When we in the West think of Indian fiction what comes to mind are books written in English, from Salman Rushdie to Rohinton Mistry. There are compelling reasons of economics and distribution for this, but there also is a large body of writing in India in other languages that rarely gets translated.
Ghachar, Ghochar is a very welcome example of this. Its author, Vivek Shanbhag is a respected writer in the Kannada language, considered a “minority language” in India although it is spoken by about 50 million people, mostly in the south of the country. This is the first of Shanbhag’s eight novels to be translated into English.
It is a short but closely observed novel revolving around one family’s perilous financial rise and the sometimes dubious measures they take to solidify their gains. It can easily be read as a metaphor for India’s booming new economic power, but the characters never feel anything but distinctly individual.
The book is narrated by an unnamed young man in present day Bangalore, who wiles away most of his day at a Raj-era coffeehouse. The family, the narrator, his sister, parents and uncle had lived in relative poverty, all together in a ramshackle house. “The whole family stuck together,” he says “walking like a single body across the tightrope of our circumstances.”
When the narrator’s father is forced into early retirement from his job as a coffee salesman, the narrator’s uncle, Chikkappa, uses the severance pay to start up a company importing and repackaging spices. Soon the family’s fortunes improve and they all move together to a larger house.
“It is natural to wonder, I suppose, why the six of us should want to live together,” the narrator says. “What can I say – it is one of the strengths of families to pretend that they desire what is unavoidable.”
Together, the family coddles Chikkappa, who has a seedy love life and shifty business practices. The narrator is listed as the Director of his uncle’s company but has no real responsibilities apart from signing documents he doesn’t bother reading.
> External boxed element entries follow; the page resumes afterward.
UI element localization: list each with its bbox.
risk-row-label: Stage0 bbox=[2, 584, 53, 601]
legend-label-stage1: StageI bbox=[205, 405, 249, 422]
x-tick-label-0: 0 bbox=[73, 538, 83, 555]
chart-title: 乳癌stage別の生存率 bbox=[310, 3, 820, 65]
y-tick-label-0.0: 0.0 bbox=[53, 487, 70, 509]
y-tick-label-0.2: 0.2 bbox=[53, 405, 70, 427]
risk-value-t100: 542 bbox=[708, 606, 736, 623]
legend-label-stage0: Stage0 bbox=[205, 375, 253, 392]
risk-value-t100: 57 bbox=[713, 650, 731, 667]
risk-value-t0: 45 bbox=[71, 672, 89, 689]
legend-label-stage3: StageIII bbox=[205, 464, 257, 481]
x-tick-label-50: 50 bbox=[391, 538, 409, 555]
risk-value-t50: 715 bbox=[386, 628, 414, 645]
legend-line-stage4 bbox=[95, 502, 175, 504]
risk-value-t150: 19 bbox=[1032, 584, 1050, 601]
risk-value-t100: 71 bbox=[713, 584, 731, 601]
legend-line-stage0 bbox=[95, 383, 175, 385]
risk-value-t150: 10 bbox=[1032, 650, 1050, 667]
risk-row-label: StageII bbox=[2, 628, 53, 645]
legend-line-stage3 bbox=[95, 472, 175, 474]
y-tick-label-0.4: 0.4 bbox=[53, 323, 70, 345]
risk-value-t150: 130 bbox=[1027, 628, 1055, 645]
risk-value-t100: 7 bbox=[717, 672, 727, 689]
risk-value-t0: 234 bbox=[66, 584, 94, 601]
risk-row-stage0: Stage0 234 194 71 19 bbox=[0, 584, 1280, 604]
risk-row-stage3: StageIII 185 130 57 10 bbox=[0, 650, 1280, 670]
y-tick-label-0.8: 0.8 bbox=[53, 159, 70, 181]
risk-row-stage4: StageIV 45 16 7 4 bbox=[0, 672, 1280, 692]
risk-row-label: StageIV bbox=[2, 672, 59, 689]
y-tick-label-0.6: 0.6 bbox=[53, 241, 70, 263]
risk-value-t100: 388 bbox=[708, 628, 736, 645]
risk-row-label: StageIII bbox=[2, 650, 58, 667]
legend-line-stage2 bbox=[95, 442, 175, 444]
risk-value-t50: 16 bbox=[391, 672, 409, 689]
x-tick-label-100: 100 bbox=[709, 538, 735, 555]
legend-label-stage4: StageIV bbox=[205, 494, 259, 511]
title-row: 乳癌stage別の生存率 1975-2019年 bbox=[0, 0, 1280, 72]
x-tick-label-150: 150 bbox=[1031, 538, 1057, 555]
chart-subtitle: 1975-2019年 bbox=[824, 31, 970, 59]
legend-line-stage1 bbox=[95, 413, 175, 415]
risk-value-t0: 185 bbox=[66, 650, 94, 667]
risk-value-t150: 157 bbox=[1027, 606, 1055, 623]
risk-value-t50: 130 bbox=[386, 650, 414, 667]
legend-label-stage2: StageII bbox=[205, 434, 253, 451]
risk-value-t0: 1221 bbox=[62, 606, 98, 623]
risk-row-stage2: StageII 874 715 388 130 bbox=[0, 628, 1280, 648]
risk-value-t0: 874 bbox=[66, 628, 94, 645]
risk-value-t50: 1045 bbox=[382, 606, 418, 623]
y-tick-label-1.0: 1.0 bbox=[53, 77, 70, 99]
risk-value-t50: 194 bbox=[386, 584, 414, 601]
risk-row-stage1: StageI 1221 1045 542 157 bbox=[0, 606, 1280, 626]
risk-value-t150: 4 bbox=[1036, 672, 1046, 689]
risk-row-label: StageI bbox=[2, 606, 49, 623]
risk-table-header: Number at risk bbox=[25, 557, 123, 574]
He takes on a wife who soon sees that her husband is not the business dynamo she expected.
Everything in the family has it seems become “ghachar, ghochar,” a nonsense phrase meaning all messed up, all tied in knots that can’t be untied. That, Shanbhag seems to suggest, is the plight of India today, caught between a capitalist whirl and a not quite forgotten traditionalist past.
Well worth reading not just for its social commentary but kalso for its vivid and precise descriptions of family dynamics.